This deal will also force Sony to offer more consumer friendly services and maybe add more day 1 titles on their own subscription services. 

I don't understand this narrative, really. To me, SONY offers the best subscription service for the best price, that is PSN Essential, great monthly games that I get to keep, they also do not rotating in and out. 

I play mainly on the Switch, my PS5 is my secondary machine, I have accumulated a library of over 400 games paying the bare minimum for PSN Plus essential, this includes all sorts of AAA titles, including FF7r, FF15, GoW reboot, Horizon, the list is literally endless. On the other hand, MS deliberately killed off its most basic tier in an attempt to push more gamers to higher priced subscriptions. If I had both options available to me on the PS5, I would still go for PSN Essential. I don't go through games like underwear like some of you do here, which is why I don't like the rotating in and out aspect, I get to play games at my own pace. To me, it seems like MS needs step up its game and be more consumer friendly to those who don't want to pay for higher tier subscriptions. 

If Sony added a day-one release to their subs for a similar pricing strategy as Game Pass, it would be a clear prosumer improvement in their value proposition and I'd subscribe to it, absolutely no question about it.

Same thing if Sony started to support PC adequately. That's where I play most of the time and it would be so nice to play Sony titles more frequently on there.  that would be another undeniable prosumer move.

The thing is Sony benefits from a long-time unchallenged dominant position and it shows to some extent, they have a way higher profit margin than Xbox has. And it all boils down to this, profit margin, if a company succeed in getting a higher profit margin then that means they are able to extract more from the same offering or extract the same amount from a lesser offering (in term of production cost), or both. In a place where competition is extremely healthy the ability for a company to do so is lessened and maybe even close to non-existent, and consumers win. In a place where one actor benefits from a dominant position, they can increase profit margin and consumers lose.

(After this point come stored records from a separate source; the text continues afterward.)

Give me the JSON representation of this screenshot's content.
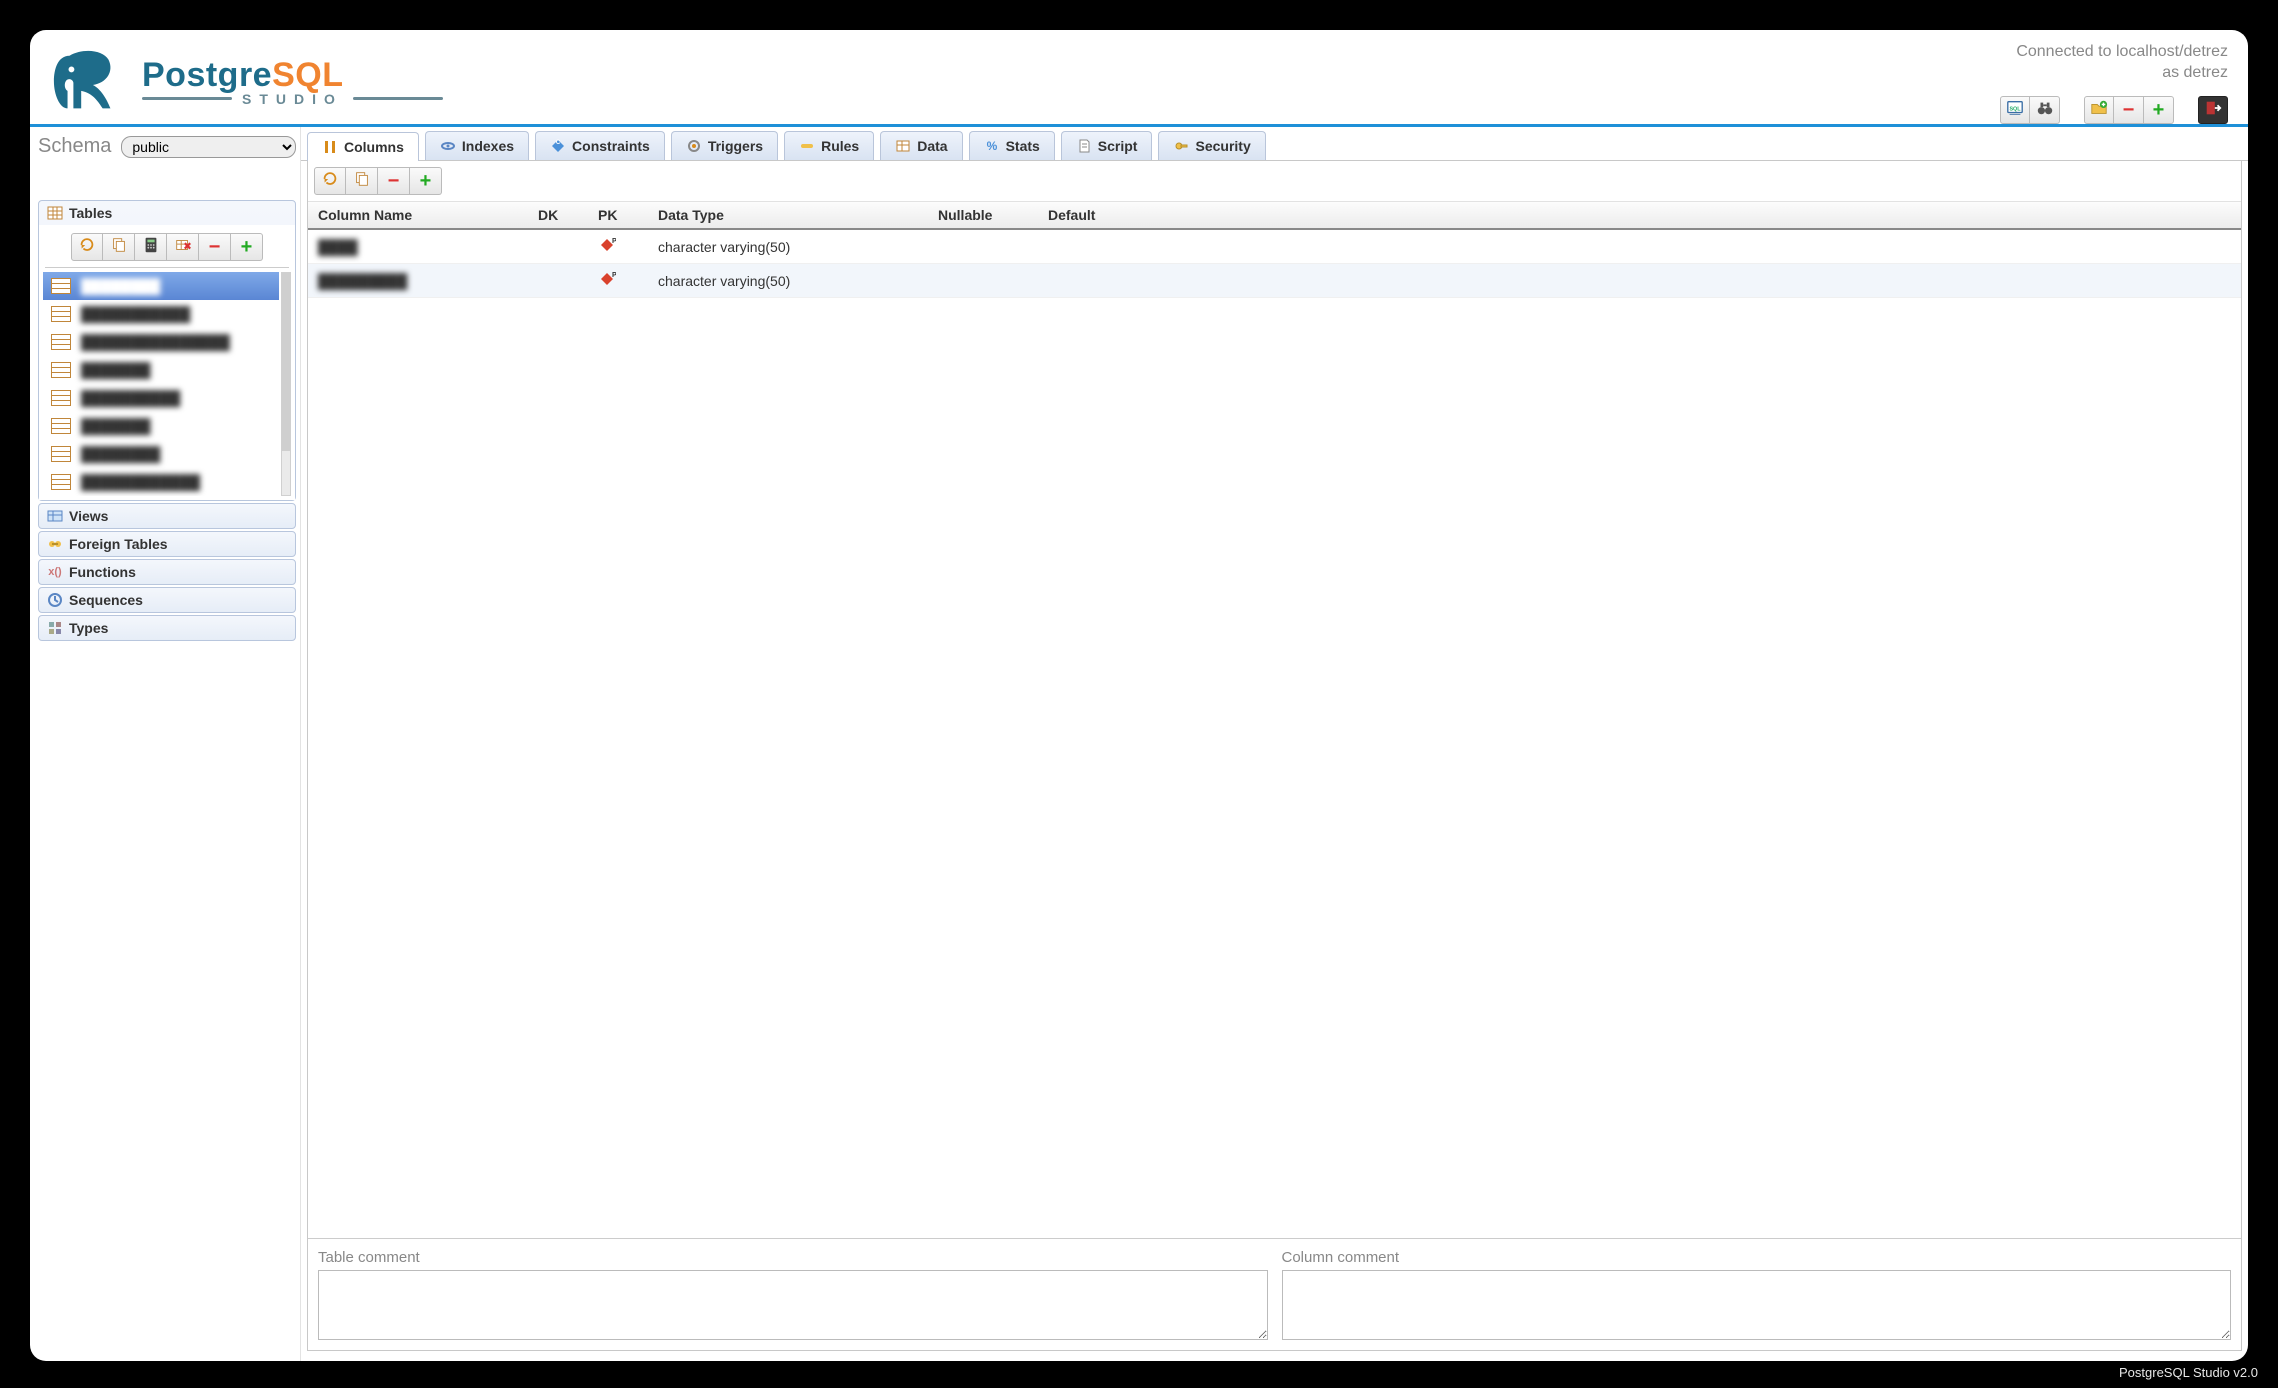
{
  "app": {
    "connection_line1": "Connected to localhost/detrez",
    "connection_line2": "as detrez",
    "footer": "PostgreSQL Studio v2.0"
  },
  "logo": {
    "name_pre": "Postgre",
    "name_sql": "SQL",
    "sub": "STUDIO"
  },
  "top_toolbar": {
    "group1": [
      {
        "name": "sql-editor-button",
        "icon": "sql-icon"
      },
      {
        "name": "search-button",
        "icon": "binoculars-icon"
      }
    ],
    "group2": [
      {
        "name": "new-connection-button",
        "icon": "folder-plus-icon"
      },
      {
        "name": "remove-connection-button",
        "icon": "minus-icon"
      },
      {
        "name": "add-connection-button",
        "icon": "plus-icon"
      }
    ],
    "group3": [
      {
        "name": "logout-button",
        "icon": "exit-icon"
      }
    ]
  },
  "schema": {
    "label": "Schema",
    "selected": "public",
    "options": [
      "public"
    ]
  },
  "sidebar": {
    "tables_header": "Tables",
    "tables_toolbar": [
      {
        "name": "refresh-tables-button",
        "icon": "refresh-icon"
      },
      {
        "name": "copy-table-button",
        "icon": "copy-icon"
      },
      {
        "name": "analyze-table-button",
        "icon": "calc-icon"
      },
      {
        "name": "drop-table-button",
        "icon": "drop-icon"
      },
      {
        "name": "remove-table-button",
        "icon": "minus-icon"
      },
      {
        "name": "add-table-button",
        "icon": "plus-icon"
      }
    ],
    "tables": [
      {
        "label": "████████",
        "selected": true
      },
      {
        "label": "███████████",
        "selected": false
      },
      {
        "label": "███████████████",
        "selected": false
      },
      {
        "label": "███████",
        "selected": false
      },
      {
        "label": "██████████",
        "selected": false
      },
      {
        "label": "███████",
        "selected": false
      },
      {
        "label": "████████",
        "selected": false
      },
      {
        "label": "████████████",
        "selected": false
      }
    ],
    "views_header": "Views",
    "foreign_tables_header": "Foreign Tables",
    "functions_header": "Functions",
    "sequences_header": "Sequences",
    "types_header": "Types"
  },
  "tabs": [
    {
      "id": "columns",
      "label": "Columns",
      "active": true
    },
    {
      "id": "indexes",
      "label": "Indexes",
      "active": false
    },
    {
      "id": "constraints",
      "label": "Constraints",
      "active": false
    },
    {
      "id": "triggers",
      "label": "Triggers",
      "active": false
    },
    {
      "id": "rules",
      "label": "Rules",
      "active": false
    },
    {
      "id": "data",
      "label": "Data",
      "active": false
    },
    {
      "id": "stats",
      "label": "Stats",
      "active": false
    },
    {
      "id": "script",
      "label": "Script",
      "active": false
    },
    {
      "id": "security",
      "label": "Security",
      "active": false
    }
  ],
  "columns_toolbar": [
    {
      "name": "refresh-columns-button",
      "icon": "refresh-icon"
    },
    {
      "name": "copy-column-button",
      "icon": "copy-icon"
    },
    {
      "name": "remove-column-button",
      "icon": "minus-icon"
    },
    {
      "name": "add-column-button",
      "icon": "plus-icon"
    }
  ],
  "columns_grid": {
    "headers": {
      "name": "Column Name",
      "dk": "DK",
      "pk": "PK",
      "datatype": "Data Type",
      "nullable": "Nullable",
      "default": "Default"
    },
    "rows": [
      {
        "name": "████",
        "dk": "",
        "pk": true,
        "datatype": "character varying(50)",
        "nullable": "",
        "default": ""
      },
      {
        "name": "█████████",
        "dk": "",
        "pk": true,
        "datatype": "character varying(50)",
        "nullable": "",
        "default": ""
      }
    ]
  },
  "comments": {
    "table_label": "Table comment",
    "column_label": "Column comment",
    "table_value": "",
    "column_value": ""
  }
}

Both decisions to not support PC consistently or subs with day one title have not been taken for the sake of their consumer but for the sake of their own benefits because they can. Xbox started supporting both, again not for consumer sake, but because, in their case, they could not do otherwise as they found themselves in a position where they could not compete effectively with "traditional" console-focused methods and pricing strategy and so were forced to react or quit.